With this setting in place, users are prevented from accessing sites with expired SSL certificates, often due to an administrator forgetting to renew it. This happens fairly often to sites/services on the Internet, which of course is something my company cannot control. For example, earlier this year Microsoft forgot to renew a certificate for Teams that caused an outage. I can imagine this recommended setting has potential to cause a significant problem for organizations if users are unable to access a critical site because they are unable to bypass the SSL warning.

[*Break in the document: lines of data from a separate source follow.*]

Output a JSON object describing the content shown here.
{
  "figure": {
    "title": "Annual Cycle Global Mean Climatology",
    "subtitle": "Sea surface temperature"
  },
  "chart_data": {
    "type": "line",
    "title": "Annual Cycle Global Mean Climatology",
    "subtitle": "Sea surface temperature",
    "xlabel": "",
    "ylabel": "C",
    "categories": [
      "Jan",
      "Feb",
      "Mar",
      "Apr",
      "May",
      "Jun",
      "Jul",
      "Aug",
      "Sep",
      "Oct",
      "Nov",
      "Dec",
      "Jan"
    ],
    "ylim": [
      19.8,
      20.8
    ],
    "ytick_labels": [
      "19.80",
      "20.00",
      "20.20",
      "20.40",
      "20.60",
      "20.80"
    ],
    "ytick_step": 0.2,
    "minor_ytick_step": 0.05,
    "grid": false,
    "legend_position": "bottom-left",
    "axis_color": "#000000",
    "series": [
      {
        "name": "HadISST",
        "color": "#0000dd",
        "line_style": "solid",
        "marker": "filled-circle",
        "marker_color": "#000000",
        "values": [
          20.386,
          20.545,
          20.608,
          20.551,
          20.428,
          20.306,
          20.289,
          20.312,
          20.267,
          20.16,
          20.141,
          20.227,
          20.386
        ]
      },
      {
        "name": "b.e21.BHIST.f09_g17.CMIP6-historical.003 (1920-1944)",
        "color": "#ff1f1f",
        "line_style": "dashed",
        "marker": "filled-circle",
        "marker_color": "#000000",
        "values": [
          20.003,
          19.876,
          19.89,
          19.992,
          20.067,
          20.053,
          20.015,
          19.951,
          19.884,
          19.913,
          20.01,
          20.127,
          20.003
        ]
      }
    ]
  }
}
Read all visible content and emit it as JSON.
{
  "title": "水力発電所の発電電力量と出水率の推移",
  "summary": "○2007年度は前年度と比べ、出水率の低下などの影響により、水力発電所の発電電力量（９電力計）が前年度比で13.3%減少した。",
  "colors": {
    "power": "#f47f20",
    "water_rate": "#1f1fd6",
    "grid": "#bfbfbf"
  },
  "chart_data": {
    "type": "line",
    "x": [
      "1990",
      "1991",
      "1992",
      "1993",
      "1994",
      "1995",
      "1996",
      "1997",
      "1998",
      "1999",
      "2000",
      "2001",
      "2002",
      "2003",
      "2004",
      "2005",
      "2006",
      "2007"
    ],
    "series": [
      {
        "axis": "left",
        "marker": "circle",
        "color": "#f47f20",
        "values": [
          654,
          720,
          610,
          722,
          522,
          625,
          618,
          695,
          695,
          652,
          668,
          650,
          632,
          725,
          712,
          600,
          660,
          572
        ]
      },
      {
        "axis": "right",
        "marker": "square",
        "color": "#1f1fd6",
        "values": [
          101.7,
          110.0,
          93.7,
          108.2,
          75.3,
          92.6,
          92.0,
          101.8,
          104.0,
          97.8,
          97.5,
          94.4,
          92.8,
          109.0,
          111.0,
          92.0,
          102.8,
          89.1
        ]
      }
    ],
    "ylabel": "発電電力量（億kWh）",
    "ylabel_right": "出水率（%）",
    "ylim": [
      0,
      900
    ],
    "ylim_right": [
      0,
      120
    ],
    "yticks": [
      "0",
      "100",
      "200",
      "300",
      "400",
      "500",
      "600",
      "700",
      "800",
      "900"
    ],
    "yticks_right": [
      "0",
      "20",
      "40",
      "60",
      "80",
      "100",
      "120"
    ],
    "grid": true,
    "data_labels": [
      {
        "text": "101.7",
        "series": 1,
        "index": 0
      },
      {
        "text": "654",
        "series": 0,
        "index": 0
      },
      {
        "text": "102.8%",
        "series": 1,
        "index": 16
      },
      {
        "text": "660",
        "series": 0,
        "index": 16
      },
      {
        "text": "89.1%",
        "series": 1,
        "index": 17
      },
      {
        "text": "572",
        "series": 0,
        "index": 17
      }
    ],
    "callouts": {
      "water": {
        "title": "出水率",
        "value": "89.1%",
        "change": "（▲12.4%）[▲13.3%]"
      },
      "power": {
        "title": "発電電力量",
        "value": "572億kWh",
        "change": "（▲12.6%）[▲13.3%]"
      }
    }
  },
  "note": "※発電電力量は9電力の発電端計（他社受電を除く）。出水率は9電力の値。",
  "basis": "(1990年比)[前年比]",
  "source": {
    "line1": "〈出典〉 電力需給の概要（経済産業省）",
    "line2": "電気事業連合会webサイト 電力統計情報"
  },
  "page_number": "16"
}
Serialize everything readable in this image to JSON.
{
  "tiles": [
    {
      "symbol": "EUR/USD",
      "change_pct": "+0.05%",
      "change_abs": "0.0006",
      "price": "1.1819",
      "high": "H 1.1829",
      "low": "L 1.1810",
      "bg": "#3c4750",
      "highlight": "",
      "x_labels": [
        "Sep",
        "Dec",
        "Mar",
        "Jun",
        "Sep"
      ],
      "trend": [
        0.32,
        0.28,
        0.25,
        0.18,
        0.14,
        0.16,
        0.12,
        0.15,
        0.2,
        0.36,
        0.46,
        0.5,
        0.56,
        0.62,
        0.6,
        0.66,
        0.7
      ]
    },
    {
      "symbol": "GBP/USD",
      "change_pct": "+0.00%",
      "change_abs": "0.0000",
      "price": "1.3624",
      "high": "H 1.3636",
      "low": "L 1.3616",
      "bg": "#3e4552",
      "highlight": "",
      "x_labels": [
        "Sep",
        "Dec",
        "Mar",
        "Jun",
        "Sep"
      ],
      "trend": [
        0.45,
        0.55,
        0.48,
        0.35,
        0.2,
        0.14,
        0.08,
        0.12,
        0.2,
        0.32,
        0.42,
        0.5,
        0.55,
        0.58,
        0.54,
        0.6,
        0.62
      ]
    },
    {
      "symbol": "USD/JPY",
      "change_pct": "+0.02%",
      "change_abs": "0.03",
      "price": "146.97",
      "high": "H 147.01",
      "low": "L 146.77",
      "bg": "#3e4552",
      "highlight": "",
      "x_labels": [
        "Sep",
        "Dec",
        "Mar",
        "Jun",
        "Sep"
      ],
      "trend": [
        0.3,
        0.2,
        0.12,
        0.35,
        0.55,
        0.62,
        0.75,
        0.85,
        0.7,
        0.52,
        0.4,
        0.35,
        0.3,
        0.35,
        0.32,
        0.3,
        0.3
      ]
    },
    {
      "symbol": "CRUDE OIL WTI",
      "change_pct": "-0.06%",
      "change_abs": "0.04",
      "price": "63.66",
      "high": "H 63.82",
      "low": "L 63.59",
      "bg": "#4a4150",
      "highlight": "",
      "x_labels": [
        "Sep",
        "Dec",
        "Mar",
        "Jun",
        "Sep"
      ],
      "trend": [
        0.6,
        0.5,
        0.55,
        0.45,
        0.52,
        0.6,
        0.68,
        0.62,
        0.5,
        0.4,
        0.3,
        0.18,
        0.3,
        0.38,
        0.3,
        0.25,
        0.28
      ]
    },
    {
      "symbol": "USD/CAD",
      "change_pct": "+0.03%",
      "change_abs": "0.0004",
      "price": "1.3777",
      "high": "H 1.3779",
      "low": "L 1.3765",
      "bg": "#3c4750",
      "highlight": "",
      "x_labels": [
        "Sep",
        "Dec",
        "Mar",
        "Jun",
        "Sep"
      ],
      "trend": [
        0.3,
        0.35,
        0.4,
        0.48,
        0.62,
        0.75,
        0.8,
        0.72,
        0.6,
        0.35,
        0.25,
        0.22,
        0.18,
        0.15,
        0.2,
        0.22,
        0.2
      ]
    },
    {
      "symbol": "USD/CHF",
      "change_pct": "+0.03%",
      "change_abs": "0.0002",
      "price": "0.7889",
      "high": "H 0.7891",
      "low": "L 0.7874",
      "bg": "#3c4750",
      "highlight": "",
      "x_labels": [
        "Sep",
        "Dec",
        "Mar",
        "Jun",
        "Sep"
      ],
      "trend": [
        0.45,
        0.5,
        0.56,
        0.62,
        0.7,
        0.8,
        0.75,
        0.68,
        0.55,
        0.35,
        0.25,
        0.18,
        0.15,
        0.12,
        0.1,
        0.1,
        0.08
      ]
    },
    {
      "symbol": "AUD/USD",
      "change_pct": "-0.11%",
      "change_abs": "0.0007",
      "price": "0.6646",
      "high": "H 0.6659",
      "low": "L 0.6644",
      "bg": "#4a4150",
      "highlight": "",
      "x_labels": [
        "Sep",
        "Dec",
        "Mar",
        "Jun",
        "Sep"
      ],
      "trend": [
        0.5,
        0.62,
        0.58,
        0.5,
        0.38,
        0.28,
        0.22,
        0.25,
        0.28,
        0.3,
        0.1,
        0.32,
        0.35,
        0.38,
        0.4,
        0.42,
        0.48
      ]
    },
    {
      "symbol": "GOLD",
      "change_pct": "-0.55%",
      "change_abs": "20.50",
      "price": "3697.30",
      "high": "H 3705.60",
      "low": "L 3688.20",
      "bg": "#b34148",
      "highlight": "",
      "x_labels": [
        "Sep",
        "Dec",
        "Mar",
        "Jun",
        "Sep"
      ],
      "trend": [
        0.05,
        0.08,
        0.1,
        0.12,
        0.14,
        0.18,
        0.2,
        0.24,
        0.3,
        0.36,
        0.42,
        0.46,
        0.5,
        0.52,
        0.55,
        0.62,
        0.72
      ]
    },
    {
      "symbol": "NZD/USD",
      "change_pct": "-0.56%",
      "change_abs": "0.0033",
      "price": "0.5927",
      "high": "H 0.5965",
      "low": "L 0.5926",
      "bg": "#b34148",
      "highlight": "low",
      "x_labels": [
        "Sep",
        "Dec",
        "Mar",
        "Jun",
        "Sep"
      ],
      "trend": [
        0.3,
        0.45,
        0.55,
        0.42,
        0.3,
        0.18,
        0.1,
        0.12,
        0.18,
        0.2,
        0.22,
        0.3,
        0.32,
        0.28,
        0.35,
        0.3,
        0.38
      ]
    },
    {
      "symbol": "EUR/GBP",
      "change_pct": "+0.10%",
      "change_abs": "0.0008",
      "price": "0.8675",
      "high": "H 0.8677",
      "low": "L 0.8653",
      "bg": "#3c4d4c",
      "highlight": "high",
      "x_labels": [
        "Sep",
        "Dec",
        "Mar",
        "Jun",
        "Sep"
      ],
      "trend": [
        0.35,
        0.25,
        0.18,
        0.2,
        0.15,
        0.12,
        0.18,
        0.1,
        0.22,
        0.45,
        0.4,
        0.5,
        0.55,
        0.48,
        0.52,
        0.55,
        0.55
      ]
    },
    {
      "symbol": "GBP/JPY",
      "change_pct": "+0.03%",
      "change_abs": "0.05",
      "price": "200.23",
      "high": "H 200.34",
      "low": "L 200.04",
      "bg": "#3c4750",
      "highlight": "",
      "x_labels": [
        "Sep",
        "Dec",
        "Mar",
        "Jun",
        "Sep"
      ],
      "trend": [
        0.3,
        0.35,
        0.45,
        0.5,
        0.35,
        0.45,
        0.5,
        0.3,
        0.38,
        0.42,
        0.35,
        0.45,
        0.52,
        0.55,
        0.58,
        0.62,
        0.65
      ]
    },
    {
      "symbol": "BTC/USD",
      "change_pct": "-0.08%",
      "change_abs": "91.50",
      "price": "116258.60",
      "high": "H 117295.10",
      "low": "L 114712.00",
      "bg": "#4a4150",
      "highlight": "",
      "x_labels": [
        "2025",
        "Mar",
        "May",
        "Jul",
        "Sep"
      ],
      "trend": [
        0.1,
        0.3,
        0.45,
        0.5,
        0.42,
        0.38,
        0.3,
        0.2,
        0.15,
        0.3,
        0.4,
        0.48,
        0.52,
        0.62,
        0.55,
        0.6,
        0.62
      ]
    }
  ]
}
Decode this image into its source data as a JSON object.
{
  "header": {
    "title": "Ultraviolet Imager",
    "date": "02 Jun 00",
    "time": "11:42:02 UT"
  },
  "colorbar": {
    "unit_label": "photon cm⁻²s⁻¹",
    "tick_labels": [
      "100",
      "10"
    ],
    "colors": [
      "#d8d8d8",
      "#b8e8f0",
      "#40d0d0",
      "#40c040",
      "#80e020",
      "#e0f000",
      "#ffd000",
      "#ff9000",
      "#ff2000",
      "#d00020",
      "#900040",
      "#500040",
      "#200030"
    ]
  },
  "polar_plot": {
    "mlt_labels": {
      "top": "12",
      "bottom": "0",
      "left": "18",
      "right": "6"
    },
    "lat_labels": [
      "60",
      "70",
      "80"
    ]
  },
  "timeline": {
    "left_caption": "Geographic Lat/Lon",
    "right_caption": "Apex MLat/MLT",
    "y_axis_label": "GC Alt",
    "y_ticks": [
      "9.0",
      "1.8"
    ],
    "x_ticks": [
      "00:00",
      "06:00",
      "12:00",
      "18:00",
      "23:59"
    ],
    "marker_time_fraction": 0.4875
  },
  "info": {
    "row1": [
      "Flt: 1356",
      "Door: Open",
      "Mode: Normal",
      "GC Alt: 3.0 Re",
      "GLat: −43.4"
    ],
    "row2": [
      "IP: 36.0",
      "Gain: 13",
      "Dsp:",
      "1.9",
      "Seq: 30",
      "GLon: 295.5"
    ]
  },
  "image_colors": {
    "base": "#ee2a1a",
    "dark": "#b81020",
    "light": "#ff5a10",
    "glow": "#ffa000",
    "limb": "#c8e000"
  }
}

That leads me to a few questions:

 

  1. Given the risk of this setting blocking access to sites, why is this a recommended setting?
    Does Microsoft have this setting set to "Disabled" internally?
  2. Are any workarounds available for allowing bypass to specific sites, including when a certificate has expired?
  3. Some hotel Wi-Fi Internet access is only accessible after logging in via a captive portal page, which is sometimes hosted internally on RFC1918 private IP space and can not have a valid public certificate. How would users access the portal in order to connect to the Internet? Would they need to add the Certificate Authority to their Trusted Roots?

I'm struggling to see how many companies could implement this setting without increasing the risk of an outage by being unable to access a critical site.

2 Replies

I'll agree with Eric.

While this setting may work for my end-users while on premise, it would quickly run afoul for our remote staff as well as IT Staff. Most web admin interfaces leverage a self sign cert. The ability to set overrides for this (using FQDN or IP) would significantly reduce the amount of problems caused.

For now, we can create a separate GPO for those 'admin' computers so IT staff can proceed through the warning page.

@ericwright Dear Eric, "recommended baselines" are only... recommended, so you can override them in a separate GPO in whatever manner you like. :)

I personally prefer to have good recommendations from Microsoft, as I can create my own exceptions.